Are Diamonds Propelling Wars in Africa?
March 15, 2005
It is generally accepted that Africa has had its own fair share of bloodiest wars globally that have nothing to do with liberation struggles.
Unlike the bloody wars on the European continent where the fights have been over power and economic influence, the African situation remains tied around the control over economically advantaged regions.
The fights over such mineral-rich tracts of land were usually instigated after colonial powers left the countries.
From the time of the cold wars to the present time, these wars have not been completely divorced from external economic interests that fueled wars that have ravaged the continent leaving millions of displaced while other have taken refuge in foreign lands.
Among the many theories attempting to explain these wars is the theory of conflict diamonds, which as the name may suggest are diamonds illegally mined or sold to finance some of Africa's worst civil wars.

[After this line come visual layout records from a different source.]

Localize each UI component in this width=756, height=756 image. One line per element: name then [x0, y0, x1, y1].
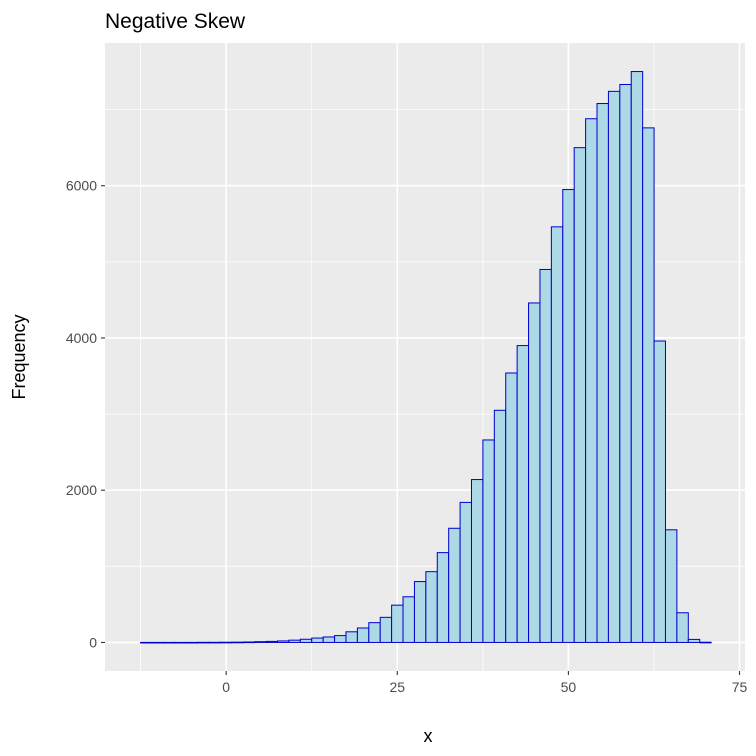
histogram-bar — [140, 641, 153, 644]
histogram-bar — [516, 345, 530, 643]
histogram-bar — [219, 641, 233, 644]
x-tick-label: 75 — [732, 679, 748, 695]
histogram-bars — [140, 71, 712, 644]
histogram-bar — [550, 226, 564, 643]
histogram-bar — [208, 641, 221, 644]
histogram-bar — [459, 501, 472, 643]
y-tick-label: 6000 — [66, 178, 97, 194]
histogram-bar — [470, 479, 484, 643]
histogram-bar — [242, 641, 256, 644]
histogram-bar — [322, 636, 336, 643]
histogram-bar — [231, 641, 244, 644]
histogram-bar — [174, 641, 187, 644]
histogram-bar — [573, 147, 587, 643]
histogram-bar — [299, 638, 313, 643]
histogram-bar — [493, 409, 507, 643]
histogram-bar — [505, 372, 518, 643]
x-tick-label: 50 — [561, 679, 577, 695]
histogram-bar — [402, 596, 415, 643]
histogram-bar — [311, 637, 324, 643]
histogram-bar — [254, 641, 267, 643]
histogram-bar — [368, 622, 381, 643]
histogram-bar — [619, 83, 632, 643]
histogram-bar — [356, 627, 370, 643]
histogram-bar — [265, 640, 279, 643]
histogram-bar — [528, 302, 541, 643]
x-tick-label: 0 — [222, 679, 230, 695]
chart-title: Negative Skew — [105, 10, 246, 33]
histogram-bar — [413, 581, 427, 643]
histogram-bar — [539, 268, 552, 643]
histogram-bar — [448, 527, 461, 643]
histogram-bar — [185, 641, 199, 644]
histogram-bar — [699, 641, 712, 644]
y-axis-ticks: 0 2000 4000 6000 — [66, 178, 105, 650]
histogram-bar — [436, 552, 450, 643]
x-axis-ticks: 0 25 50 75 — [222, 671, 748, 695]
histogram-bar — [345, 631, 358, 643]
histogram-bar — [676, 612, 689, 643]
histogram-bar — [379, 616, 393, 643]
histogram-bar — [630, 71, 644, 643]
histogram-bar — [562, 189, 575, 643]
histogram-bar — [607, 90, 621, 643]
histogram-bar — [642, 127, 655, 643]
histogram-bar — [334, 635, 347, 643]
histogram-bar — [664, 529, 678, 643]
histogram-bar — [197, 641, 210, 644]
histogram-bar — [585, 118, 598, 643]
histogram-bar — [482, 439, 495, 643]
histogram-bar — [425, 571, 438, 643]
histogram-bar — [687, 638, 701, 643]
y-axis-title: Frequency — [9, 314, 29, 399]
histogram-bar — [653, 340, 666, 643]
histogram-bar — [288, 639, 301, 643]
histogram-bar — [162, 641, 176, 644]
y-tick-label: 2000 — [66, 482, 97, 498]
histogram-bar — [277, 640, 290, 643]
x-tick-label: 25 — [389, 679, 405, 695]
histogram-bar — [391, 604, 404, 643]
y-tick-label: 0 — [89, 634, 97, 650]
histogram-bar — [596, 103, 609, 643]
x-axis-title: x — [424, 726, 433, 746]
y-tick-label: 4000 — [66, 330, 97, 346]
histogram-bar — [151, 641, 164, 644]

And for a long time, the world watched while in some cases, major economic powers of the world greatly benefited from the sad African situation at the expense of the indigenous people whose huts were built on top of the huge diamond deposits and yet remained on the extreme side of the poverty equation. The situation in Zambia's northern neighbour, the Democratic Republic of Congo, Congo Brazzaville, Angola, Sierra Leone and Liberia are some of the living testimonies of the atrocities that besieged the continent just because it has a rich mineral resource capable of starting the continental economic boom but only when they were used to the benefit of the locals in peaceful manner.
But after years of such devastating wars, movements have emerged aimed at addressing this problem with a clear realisation that it is the rough diamonds mined by rebel movements in the war torn countries that were used to fuel conflicts.